De rechtbank concludeert dat het verzet gegrond is. De rechtbank heeft vastgesteld dat het bezwaarschrift op 25 juli 2022 in de brievenbus van het gemeentehuis is gedeponeerd, wat buiten de termijn voor het indienen van bezwaar valt. De geopposeerde heeft niet kunnen aantonen dat het bezwaarschrift per post is verzonden, en de enkele stelling dat dit het geval was, is onvoldoende. De rechtbank verwijst naar jurisprudentie van de Afdeling bestuursrechtspraak van de Raad van State, die stelt dat het aan de indiener is om aan te tonen dat een geschrift eerder is ontvangen dan het stempel van ontvangst aangeeft.

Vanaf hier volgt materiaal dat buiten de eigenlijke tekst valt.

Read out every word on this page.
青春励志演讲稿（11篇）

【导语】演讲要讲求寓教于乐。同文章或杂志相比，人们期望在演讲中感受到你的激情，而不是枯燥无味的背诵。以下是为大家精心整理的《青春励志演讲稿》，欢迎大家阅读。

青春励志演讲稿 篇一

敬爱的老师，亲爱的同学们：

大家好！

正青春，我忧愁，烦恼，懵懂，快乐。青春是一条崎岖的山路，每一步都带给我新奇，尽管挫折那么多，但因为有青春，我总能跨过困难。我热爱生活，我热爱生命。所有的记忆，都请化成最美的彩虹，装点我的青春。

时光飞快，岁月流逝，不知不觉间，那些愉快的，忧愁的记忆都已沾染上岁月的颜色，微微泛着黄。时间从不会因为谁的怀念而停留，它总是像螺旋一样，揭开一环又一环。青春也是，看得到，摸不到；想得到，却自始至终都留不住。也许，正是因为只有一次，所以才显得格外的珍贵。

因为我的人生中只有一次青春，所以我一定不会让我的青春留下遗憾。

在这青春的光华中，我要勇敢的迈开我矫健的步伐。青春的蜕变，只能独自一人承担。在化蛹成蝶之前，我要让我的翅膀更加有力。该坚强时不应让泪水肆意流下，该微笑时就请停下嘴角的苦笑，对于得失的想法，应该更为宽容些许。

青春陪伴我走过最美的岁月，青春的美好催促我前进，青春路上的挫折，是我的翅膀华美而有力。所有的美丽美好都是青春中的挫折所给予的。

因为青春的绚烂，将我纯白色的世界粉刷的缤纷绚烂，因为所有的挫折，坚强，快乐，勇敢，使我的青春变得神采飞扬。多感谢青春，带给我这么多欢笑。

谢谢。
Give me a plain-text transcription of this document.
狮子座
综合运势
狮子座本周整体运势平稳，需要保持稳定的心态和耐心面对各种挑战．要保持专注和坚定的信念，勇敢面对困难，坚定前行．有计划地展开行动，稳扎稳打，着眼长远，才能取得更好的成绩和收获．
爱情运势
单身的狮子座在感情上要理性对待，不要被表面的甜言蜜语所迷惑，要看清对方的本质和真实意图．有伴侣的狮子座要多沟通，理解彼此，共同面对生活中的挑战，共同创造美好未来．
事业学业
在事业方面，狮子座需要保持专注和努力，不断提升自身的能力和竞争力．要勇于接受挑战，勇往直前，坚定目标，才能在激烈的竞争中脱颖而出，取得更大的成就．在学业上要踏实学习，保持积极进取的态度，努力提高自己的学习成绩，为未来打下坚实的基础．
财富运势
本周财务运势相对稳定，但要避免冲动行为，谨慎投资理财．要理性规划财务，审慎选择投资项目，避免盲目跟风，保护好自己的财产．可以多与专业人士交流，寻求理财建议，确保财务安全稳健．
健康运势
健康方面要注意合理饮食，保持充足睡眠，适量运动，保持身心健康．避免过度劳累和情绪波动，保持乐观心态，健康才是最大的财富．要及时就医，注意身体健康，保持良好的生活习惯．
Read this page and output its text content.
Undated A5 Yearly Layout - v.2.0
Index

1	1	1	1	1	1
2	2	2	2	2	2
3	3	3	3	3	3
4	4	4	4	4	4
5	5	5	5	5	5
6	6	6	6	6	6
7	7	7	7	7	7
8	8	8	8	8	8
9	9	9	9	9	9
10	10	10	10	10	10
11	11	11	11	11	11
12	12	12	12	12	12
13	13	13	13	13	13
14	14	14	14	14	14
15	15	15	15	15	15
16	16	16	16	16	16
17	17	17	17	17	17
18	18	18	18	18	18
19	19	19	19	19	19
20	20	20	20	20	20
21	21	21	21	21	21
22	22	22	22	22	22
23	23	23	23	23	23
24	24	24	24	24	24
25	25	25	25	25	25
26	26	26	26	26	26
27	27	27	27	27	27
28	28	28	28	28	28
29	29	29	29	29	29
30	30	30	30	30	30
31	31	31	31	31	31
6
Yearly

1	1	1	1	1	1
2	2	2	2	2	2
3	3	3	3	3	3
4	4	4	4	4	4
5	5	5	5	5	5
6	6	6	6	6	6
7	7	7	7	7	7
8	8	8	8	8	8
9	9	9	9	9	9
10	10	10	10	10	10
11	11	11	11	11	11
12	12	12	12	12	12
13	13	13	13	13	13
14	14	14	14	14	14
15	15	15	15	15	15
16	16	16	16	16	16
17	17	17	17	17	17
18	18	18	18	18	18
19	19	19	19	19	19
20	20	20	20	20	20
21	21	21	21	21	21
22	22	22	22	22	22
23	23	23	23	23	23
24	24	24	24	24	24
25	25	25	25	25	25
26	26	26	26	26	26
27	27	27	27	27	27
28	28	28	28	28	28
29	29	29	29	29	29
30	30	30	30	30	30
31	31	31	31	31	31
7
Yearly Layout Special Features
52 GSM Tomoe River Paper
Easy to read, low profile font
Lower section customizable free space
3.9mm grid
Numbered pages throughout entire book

De rechtbank oordeelt dat de eerdere uitspraak van 16 maart 2023 ten onrechte is gedaan zonder zitting en dat het beroep kennelijk gegrond was. Het verzet is gegrond verklaard, wat betekent dat de eerdere uitspraak vervalt en het onderzoek in de oorspronkelijke stand wordt hervat. Er is geen aanleiding voor een proceskostenveroordeling. De uitspraak is gedaan door mr. S.M. Goossens, rechter, en is openbaar uitgesproken op 25 november 2024.